When the NALC did not issue its 6 percent dividend, Greenleaf transferred one-third of the shares in the "391 trust" to the trustees. The total number of shares transferred to the "381 trust" trustees was now 6,119. On June 24, 1797, Morris, Greenleaf and Nicholson had conveyed their Washington D.C. Lots in trust to Henry Pratt and others in payments of their debts. Poor business practices were now dragging down NALC. For years, Morris and Nicholson had acted as personal guarantors for one another's notes. Now many of these notes were coming due, and neither man could pay them. Creditors began selling the notes publicly, often at heavy discounts. By 1798, Morris and Nicholson's $10 million in personal notes were trading at one-eighth their face value. NALC also discovered that some of titles to the 6,000,000 acres (24,000 km2) of land it owned were not clear, and thus the land could not be used for security. In other cases, NALC found it had been swindled, and the rich land it thought it owned turned out to be barren and worthless. Morris and Nicholson honestly believed that, if their cash flow problems were fixed, they could make payments on the property they owned and their shares would be returned to them. This proved incorrect. On October 23, 1807, all stock in the company was sold at 7 cents on the dollar to the accountants managing the Aggregate Fund. In 1856, the Trustees of the North American Land Company held $92,071.87. Morris and Nicholson's heirs sued to recover the stock and gain access to the income. The North American Land Company stayed in existence until 1872. An 1880 auditors report called the litigation "phenomenal ... the counsel for Morris and Nickerson pursued the fund for twenty-five years, seeking to obtain it from the trustees of the North American Company and the trusts which had been created from it, and also defending the money from the State in an attempt to sequestrate it. After all counsel fees and expenses, the amount available for division to the Morris interest was $9,692.49."

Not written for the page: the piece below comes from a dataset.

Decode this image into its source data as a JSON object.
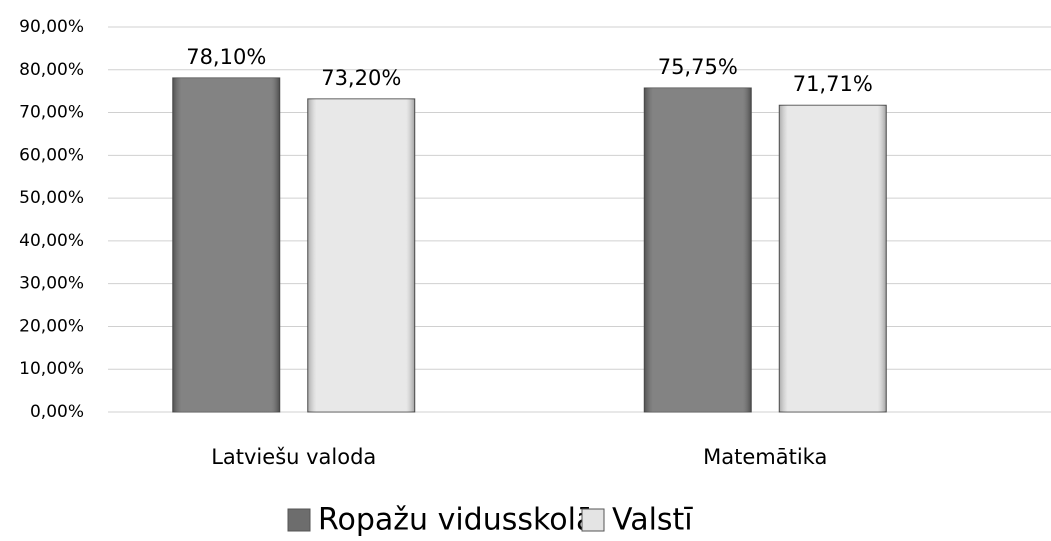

In 1797 Morris conveyed his household furniture to Thomas Fitzsimmons which was sold at public auction. What was left was lent to Mrs. Morris by Fitzsimmons and Morris son-in-law Marshall; all Morris had left in his house was some bedding, clothing, part of a quarter cask of wine; part of a barrel of flour, some coffee, a little sugar and some bottled wine which was the remainder from a cask he had given to his daughter Maria. Morris attempted to avoid creditors by staying outside the city at his country estate "The Hills", located on the Schuylkill River, but his creditors literally pursued him to his gate. Morris was sued by a former partner, James Greenleaf, who had been imprisoned for fraud and was serving time in debtors' prison. Unable to dodge his creditors and their lawyers, Morris was finally arrested. He was imprisoned for debt in Prune Street prison in Philadelphia from February 1798 to August 1801. Morris property Summerseat (Morrisville, Pennsylvania) would be sold in a Sherriff's sale on June 9, 1798, to George Clymer and Thomas Fitzsimmons for $41,000.00. In January 1799 Morris lamented to Nicholson of how a London firm had refused to accept his bill of lading £389 sterling "because the money in the hands of the party upon whom the bill was drawn had been attached by the owner of a bond given for payment of some lands in Georgia". 43 of the 100 acres of Morris estate "The Hills" was purchased in March 1799 by Henry Pratt for $14,654.00 for his country house Lemon Hill after the tearing down of Morris's old mansion; in turn the "Lemon Hill" estate became part of the foundation for Fairmount Park Philadelphia; one part of Morris property which had also been purchased in 1799 by William Cannard became part of the Sedgeley mansion-which in turn ironically became part of Fairmont Park. Of his partners Geenleaf was released after being declared bankrupt in 1798; Nicholson died in prison in 1800.